Blood-based markers help spot dementia risk in those with early memory and thinking problems

Today (Monday 30 November) researchers in Sweden found levels of certain blood-based proteins predicted worsening memory and thinking in a group of people with mild cognitive impairment (MCI).

MCI is an umbrella term given to a noticeable and measurable decline in a person’s memory or thinking, which does not interfere with activities of their daily life.

Currently the syndrome is diagnosed based on symptoms alone and it is difficult for doctors to establish an underlying cause or an accurate prognosis for any individual with MCI. While around ten to 15 percent of those living with MCI go on to develop dementia per year, a significant proportion will remain stable or improve, making this confusing and challenging for patients and doctors alike.

Researchers looked at two groups of people with MCI and measured levels of a form of tau, a hallmark Alzheimer’s protein, in people’s blood. This form of tau is known as ptau-181.

They also measured levels of another protein called, neurofilament light chain, an indicator of ongoing damage in the brain.

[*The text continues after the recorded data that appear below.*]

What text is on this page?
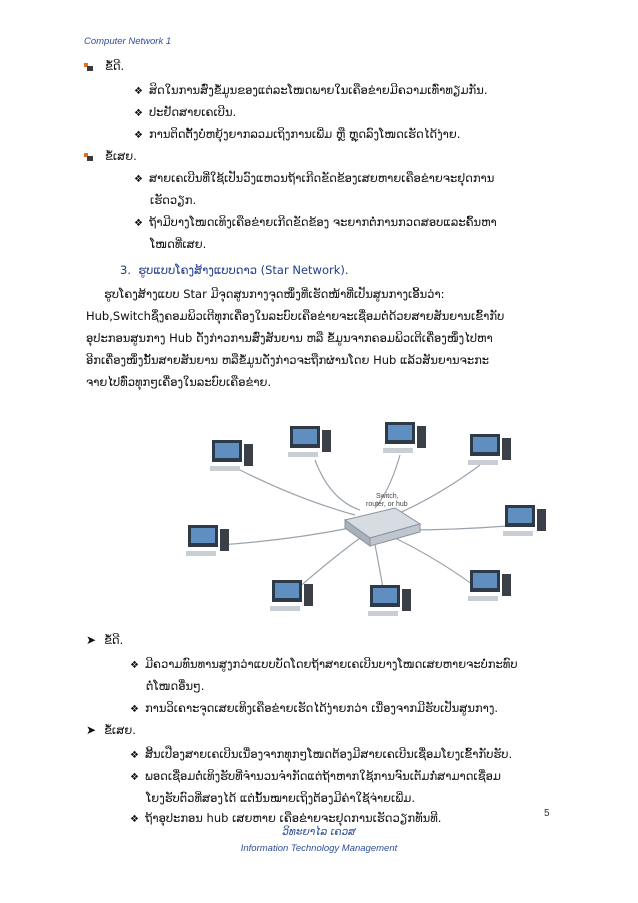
Computer Network 1
ຂໍ້ດີ.
❖ ສິດໃນການສົ່ງຂໍ້ມູນຂອງແຕ່ລະໂໜດພາຍໃນເຄືອຂ່າຍມີຄວາມເທົ່າທຽມກັນ.
❖ ປະຢັດສາຍເຄເບີນ.
❖ ການຕິດຕັ້ງບໍ່ຫຍຸ້ງຍາກລວມເຖິງການເພີ່ມ ຫຼື ຫຼຸດລົງໂໜດເຮັດໄດ້ງ່າຍ.
ຂໍ້ເສຍ.
❖ ສາຍເຄເບີນທີ່ໃຊ້ເປັນວົງແຫວນຖ້າເກີດຂັດຂ້ອງເສຍຫາຍເຄືອຂ່າຍຈະຢຸດການ
ເຮັດວຽກ.
❖ ຖ້າມີບາງໂໜດເທິງເຄືອຂ່າຍເກີດຂັດຂ້ອງ ຈະຍາກຕໍ່ການກວດສອບແລະຄົ້ນຫາ
ໂໜດທີ່ເສຍ.
3. ຮູບແບບໂຄງສ້າງແບບດາວ (Star Network).
ຮູບໂຄງສ້າງແບບ Star ມີຈຸດສູນກາງຈຸດໜຶ່ງທີ່ເຮັດໜ້າທີ່ເປັນສູນກາງເອີ້ນວ່າ:
Hub,Switchຊຶ່ງຄອມພິວເຕີທຸກເຄື່ອງໃນລະບົບເຄືອຂ່າຍຈະເຊື່ອມຕໍ່ດ້ວຍສາຍສັນຍານເຂົ້າກັບ
ອຸປະກອນສູນກາງ Hub ດັ່ງກ່າວການສົ່ງສັນຍານ ຫລື ຂໍ້ມູນຈາກຄອມພິວເຕີເຄື່ອງໜຶ່ງໄປຫາ
ອີກເຄື່ອງໜຶ່ງນັ້ນສາຍສັນຍານ ຫລືຂໍ້ມູນດັ່ງກ່າວຈະຖືກຜ່ານໂດຍ Hub ແລ້ວສັນຍານຈະກະ
ຈາຍໄປທົ່ວທຸກໆເຄື່ອງໃນລະບົບເຄືອຂ່າຍ.
Switch,
router, or hub
➤ ຂໍ້ດີ.
❖ ມີຄວາມທົນທານສູງກວ່າແບບບັດໂດຍຖ້າສາຍເຄເບີນບາງໂໜດເສຍຫາຍຈະບໍ່ກະທົບ
ຕໍ່ໂໜດອື່ນໆ.
❖ ການວິເຄາະຈຸດເສຍເທິງເຄືອຂ່າຍເຮັດໄດ້ງ່າຍກວ່າ ເນື່ອງຈາກມີຮັບເປັນສູນກາງ.
➤ ຂໍ້ເສຍ.
❖ ສິ້ນເປືອງສາຍເຄເບີນເນື່ອງຈາກທຸກໆໂໜດຕ້ອງມີສາຍເຄເບີນເຊື່ອມໂຍງເຂົ້າກັບຮັບ.
❖ ພອດເຊື່ອມຕໍ່ເທິງຮັບທີ່ຈຳນວນຈຳກັດແຕ່ຖ້າຫາກໃຊ້ການຈົນເຕັມກໍ່ສາມາດເຊື່ອມ
ໂຍງຮັບຕົວທີ່ສອງໄດ້ ແຕ່ນັ້ນໝາຍເຖິງຕ້ອງມີຄ່າໃຊ້ຈ່າຍເພີ່ມ.
❖ ຖ້າອຸປະກອນ hub ເສຍຫາຍ ເຄືອຂ່າຍຈະຢຸດການເຮັດວຽກທັນທີ.	5
ວິທະຍາໄລ ເຄວສ
Information Technology Management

They found a combined measure of both of these proteins predicted a decline in memory and thinking in the volunteers over a four-year period.

The team also looked at other blood-based markers, but these did not strongly predict a change in memory and thinking.

Dr Sara Imarisio, Head of Research at Alzheimer’s Research UK, said:

“Like dementia, MCI is an umbrella term describing several symptoms, and can be caused by a number of different underlying diseases. We know that over 50% of people with MCI will go on to develop dementia, and it is important that we try to identify those who will and those who will not progress to be able to offer appropriate treatment and advice. “Blood tests for predicting the risk of Alzheimer’s disease are getting ever more advanced. In this well-designed study, levels of a form of tau coupled with a protein indicating neurodegeneration were able to predict who developed more severe memory and thinking problems. However, further studies in larger groups of people will need to replicate and verify the accuracy of this approach. “One intriguing finding is that these markers predicted a change in memory in thinking in both people with and without the Alzheimer’s risk gene, APOE4. Genetic testing can present ethical challenges, especially as it can have implications for a patient’s family members. A blood test that does not need a genetic test would be most beneficial in the clinic. “While there are other types of biological test that can help determine the cause and likely course of memory and thinking problems, blood tests are much more affordable than brain scans and more straightforward and acceptable to people than a lumbar puncture. “Any future dementia treatments are likely to need to be given early in the disease process, making it even more important to take findings like these forwards to improve how we diagnosis early memory and thinking problems. We need to see a shift in how we think and deal with MCI including ways to bring blood-based markers into routine clinical practice.”

We recently published a review that lays out three key areas to consider how we think and deal with MCI and this can be read in the medical journal Age and Ageing.

The authors of this report also recommend that those with MCI should be routinely offered the opportunity to participate in clinical trials and other research studies, citing the national ‘Join Dementia Research’ service, which is partnered with Alzheimer’s Research UK and Alzheimer’s Society.

Individualized prognosis of cognitive decline and dementia in mild cognitive impairment based on plasma biomarker combinations is published on 30/11/2020 in Nature Ageing.